I am thankful to report that in my experience, these people (probably because they know you well and hopefully love you at least a little) are rather nice about the whole thing. You've really got to give them credit for not outright telling you you're crazy.
But they're only human, so they CAN occasionally spring an unpleasant little routine on you. It goes like this:
"Let me know when you finish your book. Okay, let's be honest, IF you finish your book."
"Are you EVER going to submit something?"
"You know you actually have to stop being a perfectionist and turn it in eventually, right?"
|Because I have a soft spot for glaring quote misattributions...|
and this is a misattribution wrapped in a whole other kind of special inattentiveness.
Now, this is extra bad for me because I'm performing most of my learning curve on one novel. So, even if I've literally rewritten the thing twice since the last time I saw someone, I still get to tell them I'm working on the same book. (This method of learning the ropes can be done to great effect: See various novelists who took a punishingly long time to write their first book, such as Patrick Rothfuss. Here's hoping I don't take that long..... Uuuugghhhh....)
Maybe I should just lie and tell them it's a new project.
NO. LYING IS BAD. WE'VE BEEN OVER THIS.
Whether you spend a long time on a single project or not, the process of learning to write publishable and even excellent fiction simply takes a lot longer than most people can fathom. Especially if they don't get to see evidence of all the progress you're making!
So, some possible ways to react to the "You're never going to finish/make it/etc." routine:
Solution: Throw your drink in their face.
Drawbacks: Unless there's a lot going on that I don't know about, this is probably a gross overreaction. Extremely rude. Waste of said drink. Also you must have a drink to begin with.
Benefits: Nice and dramatic. Cathartic, probably.
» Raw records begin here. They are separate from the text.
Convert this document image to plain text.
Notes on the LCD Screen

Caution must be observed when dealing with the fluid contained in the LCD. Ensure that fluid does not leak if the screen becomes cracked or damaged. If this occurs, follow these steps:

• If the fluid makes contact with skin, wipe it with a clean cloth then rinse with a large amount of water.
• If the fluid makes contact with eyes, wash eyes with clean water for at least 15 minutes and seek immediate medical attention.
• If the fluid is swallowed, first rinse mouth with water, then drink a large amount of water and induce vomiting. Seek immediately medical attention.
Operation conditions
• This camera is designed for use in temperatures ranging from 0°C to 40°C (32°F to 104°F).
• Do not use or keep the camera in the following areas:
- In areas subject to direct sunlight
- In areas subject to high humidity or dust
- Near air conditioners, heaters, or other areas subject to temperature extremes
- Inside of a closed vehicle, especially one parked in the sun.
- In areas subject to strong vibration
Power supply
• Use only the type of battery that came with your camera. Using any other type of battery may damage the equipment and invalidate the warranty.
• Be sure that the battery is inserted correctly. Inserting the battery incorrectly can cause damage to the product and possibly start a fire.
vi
Splashy.
Solution: Try to explain to them why it's taking so long/that it often takes about this long for most people who attempt this/that you actually are making progress.
Drawbacks: They may not care or even have the attention span for this explanation. They might not believe you.
Benefits: This is what you would do if you actually wanted someone to be on the same page as you (no writing pun intended).
Solution: Actually show them some of your work, preferably over time so they can see improvement.
Drawbacks: You have to show them your work. Not everyone is cut out to be an alpha or beta reader. Some people should not even be granted gamma status. Fact of life. (This is not even about you getting helpful feedback; this is about their relationship with you.)
Benefits: This might be the best way to inspire real confidence that you're not just frittering away your life doing nothing and being a deluded perfectionist who agonizes over word choice six hours a day. (Do people actually do that? Just wondering.) I think Tyler-Rose has systematically given writing samples to people in her life and had good results.
Solution: Smile, laugh it off, and ignore them.
Drawback: They might do it again. Be ready. Also, you have to really commit to ignoring them. Like, don't just ignore them in the moment. Ignore DEEPLY. Recognize that they don't understand the situation and let it give you exactly zero bothers.
Benefits: This is the real-life option, guys. For the most part, anyway. They were probably kind of joking, actually. Chill out.
...or maybe mix a couple of those together. Like, drink-in-the-face and laugh-it-off. That would be a winner, right?
Before I run off to continue working on my novel (THAT SAME NOVEL YES THANK YOU FOR ASKING) ...ahem.... I should say that I am aware that failure to finish projects is, in fact, a real problem. You have to finish things. Period. The End. (<--Like that!)
Thinking something needs to be perfect before you submit it is also a problem. First, because you'll never submit it. Also, because, judging by the impression I get from people farther along this trail than me, that is not how publishing works.
But since there's no deadline on that first novel, it seems best to do quite a good job of it, even if it means a little extra pressure, frustration, and misunderstanding non-writers. This is complete speculation from me now, but I suspect that those three things never really go away.